Grant newly authenticated users without additional grants either cluster-wide service/proxy access or access only to Prometheus metrics, using one of the following pre-defined roles:

Proxy access:

apiVersion: rbac.authorization.k8s.io/v1
kind: ClusterRole
metadata:
  name: mke-proxy-access
rules:
# Allow access to service proxy cluster-wide
- apiGroups: [""]
  resources:
    - services/proxy
    - services
  verbs: ["get", "list", "watch"]

Metrics access:

apiVersion: rbac.authorization.k8s.io/v1
kind: Role
metadata:
  name: mke-prometheus-access 
  namespace: mke
rules:
# Allow access to service proxy (required for Prometheus service)
- apiGroups: [""]
  resources: ["services/proxy"]
  resourceNames: ["monitoring-kube-prometheus-prometheus", "monitoring-kube-prometheus-prometheus:http-web"]
  verbs: ["get"]

To grant one of these roles to the system:authenticated group, when metrics access is considered acceptable under security :

Example Notice

The system:authenticated group is used to illustrate the grant access procedure detailed here; however, a grant can be given directly to a user or to a team or organization.
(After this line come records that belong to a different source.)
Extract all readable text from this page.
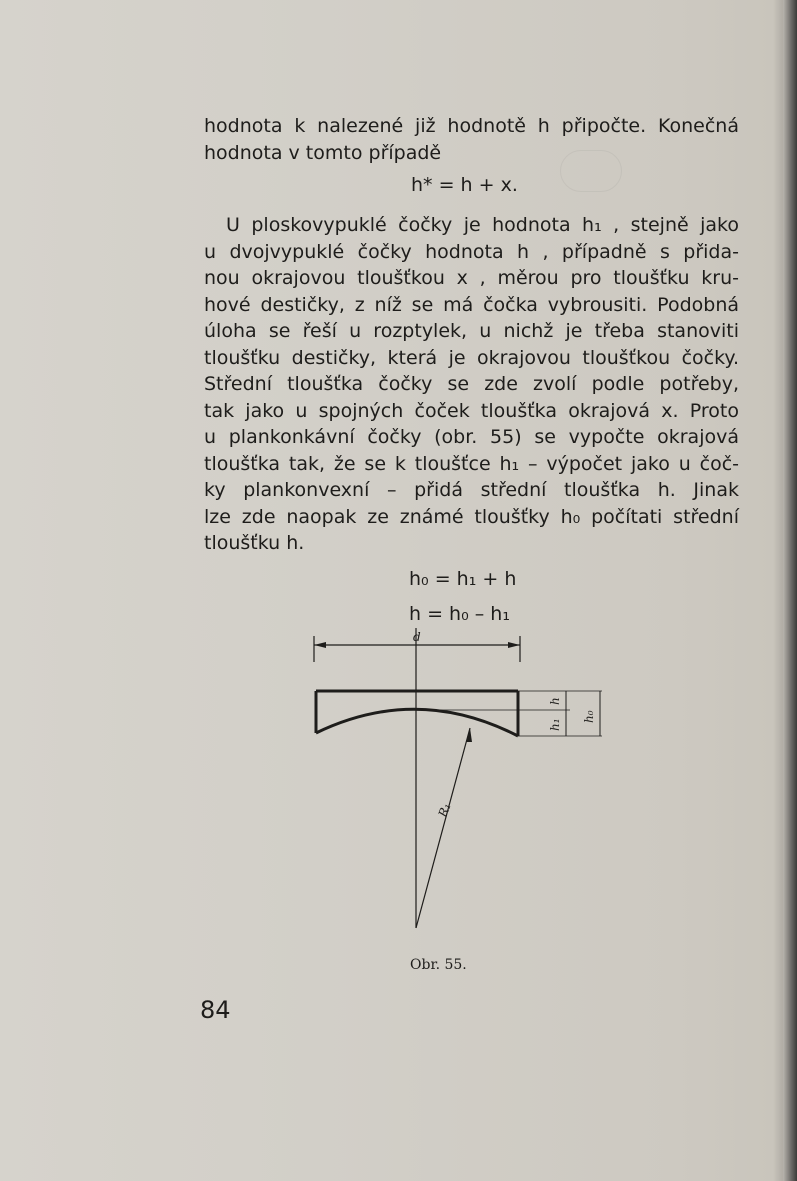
hodnota k nalezené již hodnotě h připočte. Konečná
hodnota v tomto případě
h* = h + x.
U ploskovypuklé čočky je hodnota h₁ , stejně jako
u dvojvypuklé čočky hodnota h , případně s přida-
nou okrajovou tloušťkou x , měrou pro tloušťku kru-
hové destičky, z níž se má čočka vybrousiti. Podobná
úloha se řeší u rozptylek, u nichž je třeba stanoviti
tloušťku destičky, která je okrajovou tloušťkou čočky.
Střední tloušťka čočky se zde zvolí podle potřeby,
tak jako u spojných čoček tloušťka okrajová x. Proto
u plankonkávní čočky (obr. 55) se vypočte okrajová
tloušťka tak, že se k tloušťce h₁ – výpočet jako u čoč-
ky plankonvexní – přidá střední tloušťka h. Jinak
lze zde naopak ze známé tloušťky h₀ počítati střední
tloušťku h.
h₀ = h₁ + h
h = h₀ – h₁
d
h
h₁
h₀
R₁
Obr. 55.
84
  1. Log in to the MKE 4k Dashboard as an administrator.

  2. From a different browser window, navigate to the interactive API at https://<externalAddress>/api/auth/v1/docs.

  3. In the Grants section, select the group for which you want to grant access.

    • For cluster-wide proxy access that will match the MKE 3 configuration:

      1. Enter mke-proxy-access into the roleName field.

      2. Enter system:authenticated into the groupName field.

      3. Do not set any of the remaining fields, as the grant is issued to a ClusterRole.

    • For Prometheus metrics-only access:

      1. Enter mke-prometheus-access into the roleName field.

      2. Enter system:authenticated into the groupName field.

      3. Enter mke into the namespace field, as the grant is issued to a Role object in mke namespace.

      4. Enter mke into roleNamespace field, as the grant is issued to a Role object in mke namespace.

  4. Click Execute to create the grant.

  5. Return to the MKE 4k Dashboard and navigate to Access Control --> Grants to verify the grant.